= John Ralston Williams =

Canadian-American physician

John Ralston Williams (December 27, 1874 - December 27, 1965) was a Canadian-American physician who was an instrumental figure in the public health of Rochester, New York.

Williams was born in Renfrew, Ontario, one of nine children of a baker. After several moves, the family settled in Rochester when Williams was a teenager.

Despite not finishing high school, and a series of miscellaneous jobs as a young adult, Williams wanted to be a doctor. He saved his money, and he eventually was accepted at the University of Michigan at the age of 25. He graduated in 1903 at the top of his class. Armed with his medical degree, he opened an office in Rochester in 1904.

One of his early successes was an extensive study into the safety of milk supplies in Rochester. He found that many homes had insufficient refrigeration, and suppliers were using inefficient methods of distribution. Although Rochester never fully adopted his suggestions, his study was influential nationally in the effort to improve refrigeration standards.

By 1916, he had been appointed chief of medicine at Highland Hospital, where he spearheaded the establishment of the first hospital division dedicated to the study of diabetes and other metabolic disorders. In 1922, Williams became the first American physician to administer insulin, ordering a supply from Frederick Banting in Toronto. Williams' patient was James D. Havens, aged 22, who would go on to become a well-known woodcut artist. Havens was the second American to receive insulin treatment, the first to do so without traveling to Canada.

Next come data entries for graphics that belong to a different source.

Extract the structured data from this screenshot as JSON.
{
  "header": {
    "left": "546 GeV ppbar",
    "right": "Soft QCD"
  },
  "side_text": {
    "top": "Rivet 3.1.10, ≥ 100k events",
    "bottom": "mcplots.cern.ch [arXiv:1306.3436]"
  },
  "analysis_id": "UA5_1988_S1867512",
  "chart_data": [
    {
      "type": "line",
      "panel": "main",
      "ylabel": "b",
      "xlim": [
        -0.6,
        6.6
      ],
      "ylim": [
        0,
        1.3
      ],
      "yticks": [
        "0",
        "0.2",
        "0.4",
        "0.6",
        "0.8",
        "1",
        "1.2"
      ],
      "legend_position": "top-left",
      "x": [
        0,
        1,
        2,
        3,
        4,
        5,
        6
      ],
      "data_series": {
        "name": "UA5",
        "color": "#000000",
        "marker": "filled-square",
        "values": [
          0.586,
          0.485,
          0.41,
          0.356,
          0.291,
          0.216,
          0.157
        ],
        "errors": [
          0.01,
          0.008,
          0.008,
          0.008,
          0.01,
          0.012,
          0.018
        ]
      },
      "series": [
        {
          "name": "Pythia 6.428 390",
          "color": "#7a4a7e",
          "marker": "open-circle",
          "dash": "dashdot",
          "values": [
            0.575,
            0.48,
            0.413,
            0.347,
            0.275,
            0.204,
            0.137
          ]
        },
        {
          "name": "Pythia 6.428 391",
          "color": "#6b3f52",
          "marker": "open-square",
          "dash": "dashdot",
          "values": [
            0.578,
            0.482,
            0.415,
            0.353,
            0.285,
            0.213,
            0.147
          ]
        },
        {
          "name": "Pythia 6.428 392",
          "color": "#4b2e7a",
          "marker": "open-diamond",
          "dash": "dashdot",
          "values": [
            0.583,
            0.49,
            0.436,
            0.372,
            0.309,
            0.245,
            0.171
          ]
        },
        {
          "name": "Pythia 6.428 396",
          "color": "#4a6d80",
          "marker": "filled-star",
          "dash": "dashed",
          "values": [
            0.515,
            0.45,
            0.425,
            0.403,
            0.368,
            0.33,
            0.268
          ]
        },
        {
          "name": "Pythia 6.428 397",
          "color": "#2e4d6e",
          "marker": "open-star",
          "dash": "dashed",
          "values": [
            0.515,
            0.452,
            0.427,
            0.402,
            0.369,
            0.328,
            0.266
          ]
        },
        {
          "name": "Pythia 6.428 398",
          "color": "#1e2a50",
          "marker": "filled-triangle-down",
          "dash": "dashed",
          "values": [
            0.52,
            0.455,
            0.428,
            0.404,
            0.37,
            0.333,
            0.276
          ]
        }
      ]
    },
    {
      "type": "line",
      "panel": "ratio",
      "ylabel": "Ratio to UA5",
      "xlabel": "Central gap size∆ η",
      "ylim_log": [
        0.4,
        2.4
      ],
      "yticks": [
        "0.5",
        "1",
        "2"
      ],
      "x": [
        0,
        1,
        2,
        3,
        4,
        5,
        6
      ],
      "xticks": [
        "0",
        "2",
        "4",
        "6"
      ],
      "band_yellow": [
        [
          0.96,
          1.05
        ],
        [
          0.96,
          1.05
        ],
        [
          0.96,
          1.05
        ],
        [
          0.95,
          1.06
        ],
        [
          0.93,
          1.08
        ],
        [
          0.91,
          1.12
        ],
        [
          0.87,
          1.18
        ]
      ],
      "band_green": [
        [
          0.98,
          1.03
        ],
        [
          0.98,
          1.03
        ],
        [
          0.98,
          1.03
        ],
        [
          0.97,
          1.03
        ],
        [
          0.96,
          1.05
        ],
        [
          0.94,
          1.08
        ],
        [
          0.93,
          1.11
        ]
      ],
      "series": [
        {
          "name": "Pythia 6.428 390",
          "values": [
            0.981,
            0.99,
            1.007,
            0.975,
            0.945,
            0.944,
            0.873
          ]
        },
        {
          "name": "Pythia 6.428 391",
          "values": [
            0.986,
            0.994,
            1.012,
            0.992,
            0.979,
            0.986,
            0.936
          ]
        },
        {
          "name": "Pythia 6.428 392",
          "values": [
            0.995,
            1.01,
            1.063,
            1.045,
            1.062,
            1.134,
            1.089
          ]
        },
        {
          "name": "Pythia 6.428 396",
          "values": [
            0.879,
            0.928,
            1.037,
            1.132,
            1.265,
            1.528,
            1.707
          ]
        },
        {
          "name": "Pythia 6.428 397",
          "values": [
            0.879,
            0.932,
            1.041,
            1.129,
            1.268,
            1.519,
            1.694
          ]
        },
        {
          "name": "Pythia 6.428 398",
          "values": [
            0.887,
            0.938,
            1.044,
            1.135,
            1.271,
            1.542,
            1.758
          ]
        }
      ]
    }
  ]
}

Williams would remain at Highland for thirty years; during those years, and after stepping down, he was also a force in Rochester civic life. In 1932, for instance, he took a strong interest in the then-fledgling Rochester Municipal Museum. He joined and chaired the Rochester Museum Association, an organization formed to ensure the museum's survival. In 1935, after the effort was successful, he became chairman of the Municipal Museum Commission, remaining in that position until just a few years before his death. The museum later became the Rochester Museum and Science Center, and Williams was chairman of the committee that oversaw the design and erection of the museum's current building on East Avenue.

Williams was also responsible for placing tens of thousands of oak and other trees at the current site of Oak Hill Country Club, when the country club moved from Oak Hill near the Genesee River to a new space in Pittsford (in a land swap with the University of Rochester). The land had been farmed-out when the swap occurred, and while Williams didn't design the courses, he did extensive research into trees and which ones would thrive best in the local climate; many, if not most, of the majestic oaks that today make Oak Hill's courses so challenging and scenic were grown from seedlings in Williams' back yard.

Williams had two sons by his wife Ethel.